Venison Neck Osso Buco Directions

  1. Heat the oven to 300°.
  2. Season the venison neck roasts generously with salt and pepper.
  3. Heat the olive oil in a heavy Dutch oven over medium-high heat and sear the venison on both sides. Remove to a plate and set aside.
  4. Add the carrots, onions, garlic and celery to the Dutch oven and sauté until vegetables begin to soften—about 10 minutes.
  5. Deglaze the pan with red wine—scraping up brown, sticky bits from the bottom of the pan.

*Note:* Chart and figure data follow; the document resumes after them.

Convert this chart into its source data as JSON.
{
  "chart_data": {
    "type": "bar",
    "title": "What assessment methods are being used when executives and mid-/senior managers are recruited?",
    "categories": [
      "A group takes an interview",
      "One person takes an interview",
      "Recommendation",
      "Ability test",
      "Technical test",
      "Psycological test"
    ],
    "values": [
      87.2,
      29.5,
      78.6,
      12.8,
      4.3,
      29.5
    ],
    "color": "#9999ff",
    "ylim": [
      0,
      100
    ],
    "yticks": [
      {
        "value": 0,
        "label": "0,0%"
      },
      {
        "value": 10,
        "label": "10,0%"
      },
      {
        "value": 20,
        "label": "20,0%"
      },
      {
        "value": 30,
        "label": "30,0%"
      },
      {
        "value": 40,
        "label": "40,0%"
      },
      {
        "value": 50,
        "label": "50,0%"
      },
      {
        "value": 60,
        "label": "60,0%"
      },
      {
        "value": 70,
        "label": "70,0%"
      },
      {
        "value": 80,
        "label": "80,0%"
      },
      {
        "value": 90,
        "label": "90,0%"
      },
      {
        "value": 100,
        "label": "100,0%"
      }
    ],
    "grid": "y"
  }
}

  6. Drain the tomatoes and add to the pan—crushing them well with your hands as they’re added. Give everything a good stir, simmer for another 5 minutes, taste and correct seasoning, then return the venison to the pan.
  7. Add 2 cups of water to bring the liquid about halfway up the sides of the meat. Cover the pot and place in the oven.
  8. Braise for 4 to 5 hours, until the meat is falling-apart tender. Check occasionally to make sure the pan is not drying out, adding water as needed.
  9. Serve with polenta, buttered noodles or roasted potatoes.